Un événement insolite sur la cheminée de l’établissement des Bains !
L’annonce de la probable démolition de la cheminée de l’ancien Etablissement des Bains, rappelée à plusieurs reprises dans Réalités, me donne l’occasion d’évoquer un fait divers vieux de 60 ans dont elle fut le théâtre …
Jean Toussaint
« Exploit inutile », c’est par ce titre réprobateur qu’en juin 1960 LA VIE SPADOISE, le journal local malheureusement disparu, qualifiait « la dangereuse plaisanterie qui avait consisté pour un ou des inconnus à s’emparer du drapeau jaune et blanc », en fait, le drapeau pontifical, « qui flottait à un mât, place du Monument, pour aller le planter en haut de l’immense cheminée de l’Etablissement des Bains. Dangereuse plaisanterie qui aurait pu être la cause d’un bien grave accident pour cet humoriste inconscient. Un inspecteur de police, chargé de l’enquête l’a emporté à toute fin utile. »
Près de 60 ans plus tard, jugeant qu’il y a prescription, et vu aussi leur grand âge !!, les auteurs de « l’exploit », car nous étions deux, mon ami Guy Deprez et moi-même, pouvons enfin assumer, et révéler une identité qui était devenue un secret de polichinelle.
Nous avions alors moins de 30 ans et nous nous mettions à l’occasion des challenges, sportifs ou autres, ainsi avions-nous décidé de célébrer le jubilé du doyen Struman à notre façon, en allant planter le drapeau du Saint-Siège , qui flottait parmi ceux d’autres nations, place du Monument, sur le sommet de la cheminée des Bains.
Restait à réaliser l’expédition !
Après avoir été couper dans une haie une longue tige de noisetier, nous sommes allés décrocher au milieu de la nuit le drapeau, que nous avons attaché à celle-ci, planquant l’ensemble derrière la balustrade en pierre de la Cour d’honneur, comme on l’appelait encore alors, séparant les Bains du Casino.

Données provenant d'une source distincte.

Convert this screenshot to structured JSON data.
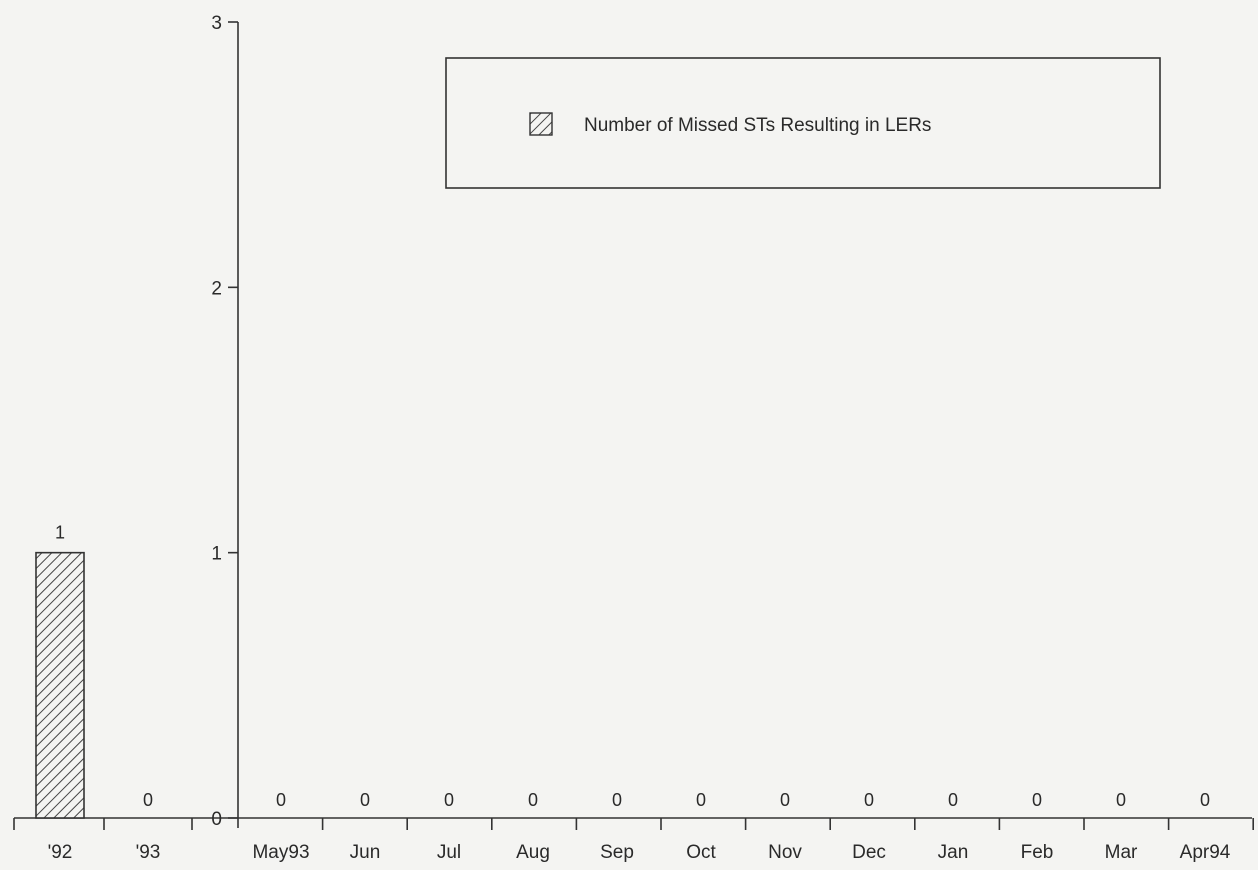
{
  "chart_data": {
    "type": "bar",
    "categories": [
      "'92",
      "'93",
      "May93",
      "Jun",
      "Jul",
      "Aug",
      "Sep",
      "Oct",
      "Nov",
      "Dec",
      "Jan",
      "Feb",
      "Mar",
      "Apr94"
    ],
    "series": [
      {
        "name": "Number of Missed STs Resulting in LERs",
        "values": [
          1,
          0,
          0,
          0,
          0,
          0,
          0,
          0,
          0,
          0,
          0,
          0,
          0,
          0
        ]
      }
    ],
    "data_labels": [
      "1",
      "0",
      "0",
      "0",
      "0",
      "0",
      "0",
      "0",
      "0",
      "0",
      "0",
      "0",
      "0",
      "0"
    ],
    "ylim": [
      0,
      3
    ],
    "yticks": [
      0,
      1,
      2,
      3
    ],
    "title": "",
    "xlabel": "",
    "ylabel": "",
    "grid": false,
    "legend_position": "top-right",
    "bar_fill": "hatched",
    "colors": {
      "axis": "#333333",
      "bar_hatch": "#444444",
      "background": "#f4f4f2"
    }
  }
}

Pour avoir un alibi nous permettant éventuellement de dire que nous étions ailleurs, nous sommes allés nous montrer dans un bar de l’avenue Reine Astrid, aujourd’hui remplacé par un building. Plus ou moins vers 2 heures du matin, nous avons quitté les lieux…sobres ! et étions à pied d’œuvre. Rejoindre la base de la cheminée posait quelques problèmes d’escalade, mais nous y sommes arrivés assez facilement.

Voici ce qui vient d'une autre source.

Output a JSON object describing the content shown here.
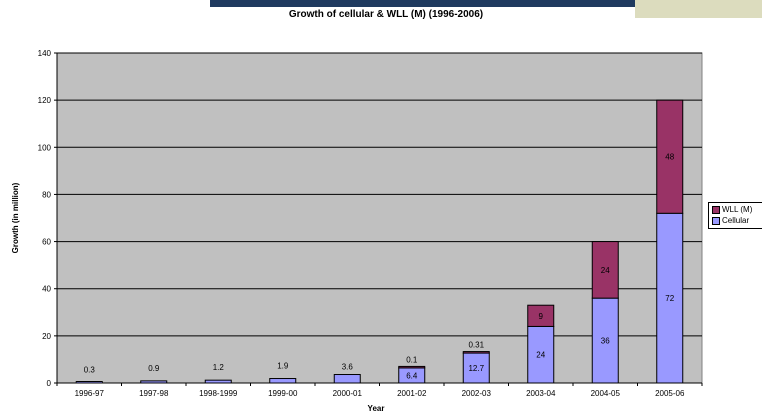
{
  "chart_data": {
    "type": "bar",
    "stacked": true,
    "title": "Growth of cellular & WLL (M) (1996-2006)",
    "xlabel": "Year",
    "ylabel": "Growth (in million)",
    "ylim": [
      0,
      140
    ],
    "yticks": [
      0,
      20,
      40,
      60,
      80,
      100,
      120,
      140
    ],
    "grid": true,
    "legend_position": "right",
    "categories": [
      "1996-97",
      "1997-98",
      "1998-1999",
      "1999-00",
      "2000-01",
      "2001-02",
      "2002-03",
      "2003-04",
      "2004-05",
      "2005-06"
    ],
    "series": [
      {
        "name": "Cellular",
        "color": "#9999ff",
        "values": [
          0.3,
          0.9,
          1.2,
          1.9,
          3.6,
          6.4,
          12.7,
          24,
          36,
          72
        ],
        "labels": [
          "0.3",
          "0.9",
          "1.2",
          "1.9",
          "3.6",
          "6.4",
          "12.7",
          "24",
          "36",
          "72"
        ]
      },
      {
        "name": "WLL (M)",
        "color": "#993366",
        "values": [
          0,
          0,
          0,
          0,
          0,
          0.1,
          0.31,
          9,
          24,
          48
        ],
        "labels": [
          "",
          "",
          "",
          "",
          "",
          "0.1",
          "0.31",
          "9",
          "24",
          "48"
        ]
      }
    ],
    "plot_background": "#c0c0c0",
    "page_accent": "#1f3a5f"
  }
}
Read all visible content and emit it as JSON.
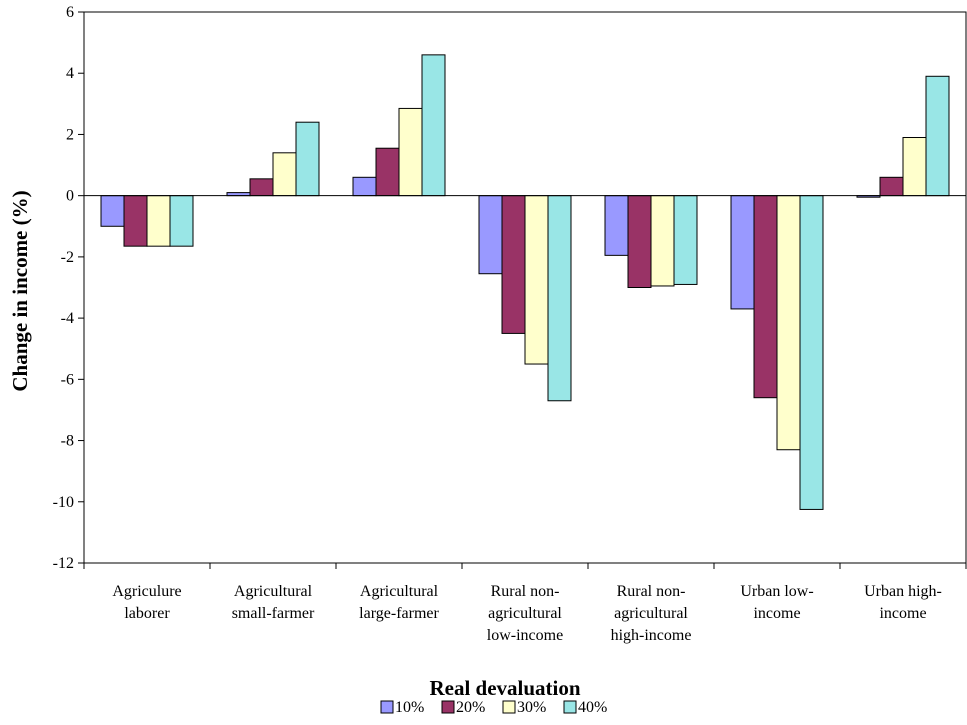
{
  "chart_data": {
    "type": "bar",
    "title": "",
    "xlabel": "Real devaluation",
    "ylabel": "Change in income (%)",
    "ylim": [
      -12,
      6
    ],
    "yticks": [
      6,
      4,
      2,
      0,
      -2,
      -4,
      -6,
      -8,
      -10,
      -12
    ],
    "grid": false,
    "legend_position": "bottom",
    "categories": [
      [
        "Agriculure",
        "laborer"
      ],
      [
        "Agricultural",
        "small-farmer"
      ],
      [
        "Agricultural",
        "large-farmer"
      ],
      [
        "Rural non-",
        "agricultural",
        "low-income"
      ],
      [
        "Rural non-",
        "agricultural",
        "high-income"
      ],
      [
        "Urban low-",
        "income"
      ],
      [
        "Urban high-",
        "income"
      ]
    ],
    "series": [
      {
        "name": "10%",
        "color": "#9999FF",
        "values": [
          -1.0,
          0.1,
          0.6,
          -2.55,
          -1.95,
          -3.7,
          -0.05
        ]
      },
      {
        "name": "20%",
        "color": "#993366",
        "values": [
          -1.65,
          0.55,
          1.55,
          -4.5,
          -3.0,
          -6.6,
          0.6
        ]
      },
      {
        "name": "30%",
        "color": "#FFFFCC",
        "values": [
          -1.65,
          1.4,
          2.85,
          -5.5,
          -2.95,
          -8.3,
          1.9
        ]
      },
      {
        "name": "40%",
        "color": "#99E6E6",
        "values": [
          -1.65,
          2.4,
          4.6,
          -6.7,
          -2.9,
          -10.25,
          3.9
        ]
      }
    ]
  }
}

L’ascension proprement dite, l’un derrière l’autre, mon copain en tête, nous passant le drapeau, se fit sans peine. Les derniers échelons, en tout cas pour moi, furent néanmoins impressionnants, surtout, arrivés au sommet, à plus de 20 mètres, la vision de l’intérieur de la cheminée, un trou noir d’un diamètre imposant !La fixation du drapeau sur son mât, avec des cordes ne posa pas problème, la redescente en marche arrière non plus, bien que nous dûmes nous arrêter à mi-parcours, un couple d’amoureux s’étant installés sur un des bancs alors placés le long de l’Etablissement des Bains. Notre voyeurisme involontaire ne dura heureusement pas trop longtemps et nous pûmes terminer sans incident notre expédition.

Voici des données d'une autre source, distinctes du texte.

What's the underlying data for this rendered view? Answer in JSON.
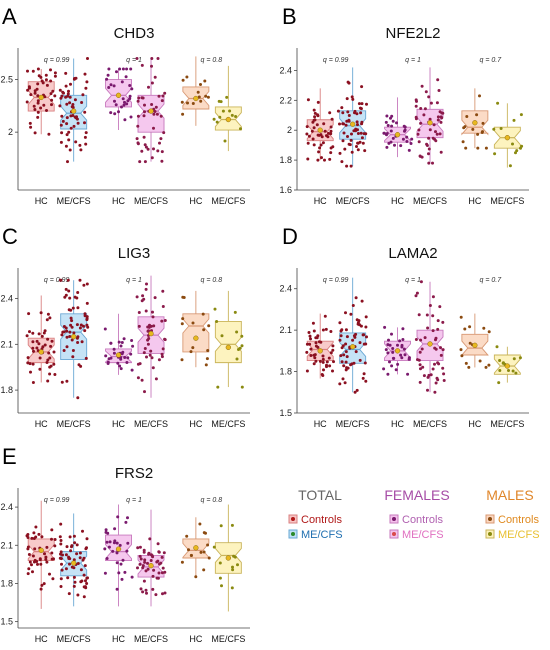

Le lendemain, le dimanche me semble-t-il, et non le lundi comme écrit dans La Vie Spadoise, les pompiers procédèrent à l’enlèvement du drapeau, aidés par l’échelle antédiluvienne aux roues cerclées de fer, qui leur servirait encore pendant plus de 10 ans.
Observant la scène du coin de la rue Léopold en compagnie de nombreux badauds, j’eus une légère appréhension, me souvenant qu’un échelon était en partie descellé. Heureusement, le pompier, en professionnel, vérifiait chaque anneau, et tout se passa bien.
Pendant quelques jours, l’épisode fut l’objet des conversations, certains frappant d’opprobre cette plaisanterie, dont un ami, anticlérical notoire, reprochant à l’auteur, anonyme pour lui, la profanation d’un symbole religieux, ce qui n’était vraiment pas notre idée. Nous avions simplement, par ce gag, voulu rendre un hommage marrant au doyen de Spa, dont on fêtait le jubilé.
Petite remarque pour terminer, l’auteur du texte de La Vie Spadoise n’était autre que Georges Spailier, mon supérieur à la Bibliothèque communale, qui ignorait évidemment « qui avait fait le coup ». Nous ne savions pas alors non plus que je lui succéderais quelques années plus tard, à la tête de la dite Bibliothèque.